そして、終礼が終わるとそそくさと帰っていこうと出ていった。誰とも話したくないのだろう。いや、休み時間にシカトされ続けて、誰も話してくれないのだろう。みんなは薄情だ。出ていくときもハーフパンツの後ろを抑えながら。
僕は友人と帰る約束をしていたが、それを無視して乙部さんを追いかけた。これを逃すと二度と会えない気がしたからだ。そして学校を出た歩道橋の上で追いついた。
「あ、お、お、乙部さん。まって、あの、えっと、い、一緒に帰りませんか?」
乙部さんはようやく立ち止まったが、何も話さない。夏の夕方の風は強い。二人の間を駆け抜けていく。彼女の体操服も大きく揺れている。それでも、我を忘れたのか、無我夢中に僕は続けた。
「い、いや、別に変な意味じゃないんだけど、あの、乙部さん大丈夫かなと思って、ね、、いろいろあったし、、あの、そうだ、、僕、乙部さんに、あ、あや、謝りたいことが、あるんです。」
「な、に?」乙部さんがあの高い声で答えてくれた。
「あの、乙部さんのお、おもらし、、止められなくて、ごめんなさい。僕の勇気が、なかったせいです。気づいてたんです。あ、あな、あなたの我慢を。だから思いの丈、話しちゃってください。」
今考えると支離滅裂な発言である。
しかし、乙部さんはいきなりこちらに向けて歩いてきた。僕にもたれかかった。そして泣き出した。
僕は驚いた。
彼女は朝からおしっこを我慢していたそうだ。何度も行く機会があったが、尽く逃してしまったらしい。英語の時間は腹がパンパンで我慢の限界だった。しかし、先生に申告するのが恥ずかしく、我慢を選んでしまったそう。午後一人だけ体操服なのは恥ずかしくて消えてしまいたかったらしい。そりゃそうだよな。
ひとしきり、言ったあと、最後にか弱い細い声で、
「あぅ、あしたから、学校、いけるかな。私、もう無理だよ」
乙部さんは僕の制服に顔を押し付けながら泣いた。
僕は優しく彼女の体操服の上から背中をさすってあげた。
「僕が守ってあげる、この先何があっても。」
一緒に帰って将来の夢を語り合った。彼女がおもらししたことなんか忘れて。
だが、この先は二度と来なかった。次の日彼女は学校に来なかった。それっきり、僕と乙部さんとの交流は途絶えてしまった。僕は何を間違えたのだろうか。

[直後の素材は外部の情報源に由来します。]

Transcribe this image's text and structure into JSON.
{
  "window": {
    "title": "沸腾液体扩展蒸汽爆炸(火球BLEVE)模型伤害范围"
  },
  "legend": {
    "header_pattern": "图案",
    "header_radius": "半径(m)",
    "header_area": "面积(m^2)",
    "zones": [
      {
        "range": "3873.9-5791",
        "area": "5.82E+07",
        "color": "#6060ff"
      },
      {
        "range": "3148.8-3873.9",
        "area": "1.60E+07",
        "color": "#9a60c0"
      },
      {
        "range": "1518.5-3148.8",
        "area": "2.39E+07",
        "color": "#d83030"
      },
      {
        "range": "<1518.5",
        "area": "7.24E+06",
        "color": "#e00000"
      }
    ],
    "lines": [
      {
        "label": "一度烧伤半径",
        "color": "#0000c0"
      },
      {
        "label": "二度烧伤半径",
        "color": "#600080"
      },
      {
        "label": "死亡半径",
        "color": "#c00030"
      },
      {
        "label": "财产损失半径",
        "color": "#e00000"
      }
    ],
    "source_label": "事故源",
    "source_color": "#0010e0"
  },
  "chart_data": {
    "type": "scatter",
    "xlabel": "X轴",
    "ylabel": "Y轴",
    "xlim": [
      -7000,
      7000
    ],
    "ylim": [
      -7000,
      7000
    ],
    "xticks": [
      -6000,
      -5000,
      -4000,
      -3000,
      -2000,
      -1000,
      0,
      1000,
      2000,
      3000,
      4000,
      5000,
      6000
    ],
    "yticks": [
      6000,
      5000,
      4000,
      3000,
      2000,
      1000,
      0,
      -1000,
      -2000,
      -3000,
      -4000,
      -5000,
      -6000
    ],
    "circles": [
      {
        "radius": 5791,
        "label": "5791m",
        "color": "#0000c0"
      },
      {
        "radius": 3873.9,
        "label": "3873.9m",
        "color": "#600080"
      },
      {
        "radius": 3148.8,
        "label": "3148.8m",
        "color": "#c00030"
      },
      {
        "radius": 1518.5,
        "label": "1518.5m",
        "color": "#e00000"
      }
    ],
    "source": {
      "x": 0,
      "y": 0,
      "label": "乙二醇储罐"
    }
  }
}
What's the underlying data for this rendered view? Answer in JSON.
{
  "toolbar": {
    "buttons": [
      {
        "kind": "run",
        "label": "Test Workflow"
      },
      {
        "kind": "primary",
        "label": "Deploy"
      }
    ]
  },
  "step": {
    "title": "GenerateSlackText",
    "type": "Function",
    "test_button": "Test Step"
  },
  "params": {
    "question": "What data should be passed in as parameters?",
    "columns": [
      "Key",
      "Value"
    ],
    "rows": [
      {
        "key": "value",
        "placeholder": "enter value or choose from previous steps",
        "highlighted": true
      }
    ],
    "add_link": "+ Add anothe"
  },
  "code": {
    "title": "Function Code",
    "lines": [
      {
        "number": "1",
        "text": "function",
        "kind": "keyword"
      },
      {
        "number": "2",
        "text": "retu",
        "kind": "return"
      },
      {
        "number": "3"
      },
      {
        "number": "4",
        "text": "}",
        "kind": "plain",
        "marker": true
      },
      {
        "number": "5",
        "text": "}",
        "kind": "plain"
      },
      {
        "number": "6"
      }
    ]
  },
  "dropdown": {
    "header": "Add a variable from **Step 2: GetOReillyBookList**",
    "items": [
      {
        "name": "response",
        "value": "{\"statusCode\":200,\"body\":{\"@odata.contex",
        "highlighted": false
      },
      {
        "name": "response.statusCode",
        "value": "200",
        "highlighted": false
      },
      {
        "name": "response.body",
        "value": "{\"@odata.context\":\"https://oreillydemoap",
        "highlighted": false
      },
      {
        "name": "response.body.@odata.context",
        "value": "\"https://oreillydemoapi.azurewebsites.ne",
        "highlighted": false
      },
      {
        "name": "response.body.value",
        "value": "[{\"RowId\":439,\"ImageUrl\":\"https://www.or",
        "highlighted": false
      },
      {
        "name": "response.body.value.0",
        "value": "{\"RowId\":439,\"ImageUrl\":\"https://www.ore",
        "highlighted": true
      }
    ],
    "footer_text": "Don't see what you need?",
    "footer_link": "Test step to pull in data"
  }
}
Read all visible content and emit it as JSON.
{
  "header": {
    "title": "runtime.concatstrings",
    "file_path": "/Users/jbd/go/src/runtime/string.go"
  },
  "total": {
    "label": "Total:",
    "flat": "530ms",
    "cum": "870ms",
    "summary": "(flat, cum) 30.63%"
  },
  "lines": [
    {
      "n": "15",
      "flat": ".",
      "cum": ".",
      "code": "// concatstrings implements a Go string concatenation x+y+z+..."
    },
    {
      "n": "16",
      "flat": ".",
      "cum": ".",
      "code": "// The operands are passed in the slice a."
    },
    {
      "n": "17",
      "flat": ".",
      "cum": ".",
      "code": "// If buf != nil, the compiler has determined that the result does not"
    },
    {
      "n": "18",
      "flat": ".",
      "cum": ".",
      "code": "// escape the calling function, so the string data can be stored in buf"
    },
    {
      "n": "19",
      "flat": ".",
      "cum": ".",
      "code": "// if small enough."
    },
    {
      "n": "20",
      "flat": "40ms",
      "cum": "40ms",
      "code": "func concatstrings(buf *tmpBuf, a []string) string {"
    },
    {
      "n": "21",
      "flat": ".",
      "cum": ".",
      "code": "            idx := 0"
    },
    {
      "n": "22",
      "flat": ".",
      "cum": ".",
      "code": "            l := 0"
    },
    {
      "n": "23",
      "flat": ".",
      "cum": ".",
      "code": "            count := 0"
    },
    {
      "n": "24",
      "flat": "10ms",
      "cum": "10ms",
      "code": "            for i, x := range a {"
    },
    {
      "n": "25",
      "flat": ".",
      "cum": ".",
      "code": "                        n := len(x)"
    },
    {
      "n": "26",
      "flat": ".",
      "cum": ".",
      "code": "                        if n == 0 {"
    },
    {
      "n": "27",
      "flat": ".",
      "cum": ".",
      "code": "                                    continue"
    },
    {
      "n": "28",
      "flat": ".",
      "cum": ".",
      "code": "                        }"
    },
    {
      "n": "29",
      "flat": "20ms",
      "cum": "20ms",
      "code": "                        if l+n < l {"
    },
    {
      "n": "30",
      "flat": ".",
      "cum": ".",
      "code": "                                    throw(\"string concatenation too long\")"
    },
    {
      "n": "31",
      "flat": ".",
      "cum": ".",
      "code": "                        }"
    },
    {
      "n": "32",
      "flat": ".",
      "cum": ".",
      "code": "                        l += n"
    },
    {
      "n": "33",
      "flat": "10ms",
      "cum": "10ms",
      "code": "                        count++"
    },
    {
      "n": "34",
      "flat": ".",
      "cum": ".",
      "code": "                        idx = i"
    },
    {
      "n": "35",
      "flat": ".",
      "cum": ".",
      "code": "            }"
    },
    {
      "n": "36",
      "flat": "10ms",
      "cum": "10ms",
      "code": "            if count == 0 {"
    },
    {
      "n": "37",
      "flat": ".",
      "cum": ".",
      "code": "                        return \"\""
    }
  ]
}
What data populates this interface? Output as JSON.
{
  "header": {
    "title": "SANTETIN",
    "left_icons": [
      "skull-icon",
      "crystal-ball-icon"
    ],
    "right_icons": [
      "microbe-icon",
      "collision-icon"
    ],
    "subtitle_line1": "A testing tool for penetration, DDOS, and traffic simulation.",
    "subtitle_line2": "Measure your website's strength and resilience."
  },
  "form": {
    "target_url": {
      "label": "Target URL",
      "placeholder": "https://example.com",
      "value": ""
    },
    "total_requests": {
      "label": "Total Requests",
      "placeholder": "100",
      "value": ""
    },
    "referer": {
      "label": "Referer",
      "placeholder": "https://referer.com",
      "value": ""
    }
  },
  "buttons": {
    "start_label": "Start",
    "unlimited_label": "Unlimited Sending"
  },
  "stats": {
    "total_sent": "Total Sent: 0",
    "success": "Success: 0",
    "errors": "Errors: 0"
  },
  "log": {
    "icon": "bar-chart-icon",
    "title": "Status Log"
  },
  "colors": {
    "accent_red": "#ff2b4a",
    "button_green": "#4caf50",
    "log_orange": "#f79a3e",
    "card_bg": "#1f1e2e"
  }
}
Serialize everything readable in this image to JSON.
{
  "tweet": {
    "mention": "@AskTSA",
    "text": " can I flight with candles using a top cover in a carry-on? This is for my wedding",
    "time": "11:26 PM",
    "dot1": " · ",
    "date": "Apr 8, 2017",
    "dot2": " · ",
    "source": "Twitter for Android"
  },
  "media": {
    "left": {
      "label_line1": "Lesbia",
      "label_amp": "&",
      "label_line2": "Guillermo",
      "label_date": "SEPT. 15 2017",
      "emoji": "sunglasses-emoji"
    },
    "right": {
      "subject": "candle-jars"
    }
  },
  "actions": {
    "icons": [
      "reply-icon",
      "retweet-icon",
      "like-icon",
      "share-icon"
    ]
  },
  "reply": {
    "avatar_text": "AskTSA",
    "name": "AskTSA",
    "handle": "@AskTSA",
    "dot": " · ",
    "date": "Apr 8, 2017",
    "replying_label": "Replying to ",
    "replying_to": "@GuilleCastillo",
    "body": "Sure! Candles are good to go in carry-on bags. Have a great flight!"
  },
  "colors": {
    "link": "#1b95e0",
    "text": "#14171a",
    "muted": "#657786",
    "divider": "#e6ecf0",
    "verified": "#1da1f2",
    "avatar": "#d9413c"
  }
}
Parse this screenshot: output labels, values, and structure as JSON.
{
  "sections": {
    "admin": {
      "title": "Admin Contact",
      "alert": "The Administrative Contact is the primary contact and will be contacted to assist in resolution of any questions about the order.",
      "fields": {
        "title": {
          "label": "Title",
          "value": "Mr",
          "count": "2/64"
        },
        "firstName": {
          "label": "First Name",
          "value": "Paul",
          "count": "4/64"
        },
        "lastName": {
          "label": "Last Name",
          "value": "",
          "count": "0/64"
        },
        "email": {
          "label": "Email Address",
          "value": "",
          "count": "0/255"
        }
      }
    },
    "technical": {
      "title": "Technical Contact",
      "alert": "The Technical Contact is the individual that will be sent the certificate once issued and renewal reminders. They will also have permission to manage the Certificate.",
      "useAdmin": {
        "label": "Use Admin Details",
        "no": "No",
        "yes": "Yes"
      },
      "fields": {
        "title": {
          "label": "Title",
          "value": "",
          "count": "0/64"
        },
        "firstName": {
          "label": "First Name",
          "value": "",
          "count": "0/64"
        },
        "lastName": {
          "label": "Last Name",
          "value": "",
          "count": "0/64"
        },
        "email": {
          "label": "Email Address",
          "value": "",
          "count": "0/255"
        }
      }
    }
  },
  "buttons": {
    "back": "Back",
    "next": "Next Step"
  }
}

セミの夏は短い。鳴き声も短い。それでも、僕の試練はまだ続く。そしてそれはとてつもなく長いだろう。あの夏の彼女の泣き声は、僕の耳に永遠に残っているし、この先も続くに違いない。
ハッピーエンドの作品はかなり多くありますが、実際、現実は厳しいものだと思います。
その「こと」が起こったときまでを書いて、その後はほったらかしが多く、その後の描写を書く人が少ないです。後の描写にこそ濃密な「本当の人間のドラマ」が現れると私は思っていますし、それに注目していきたいです。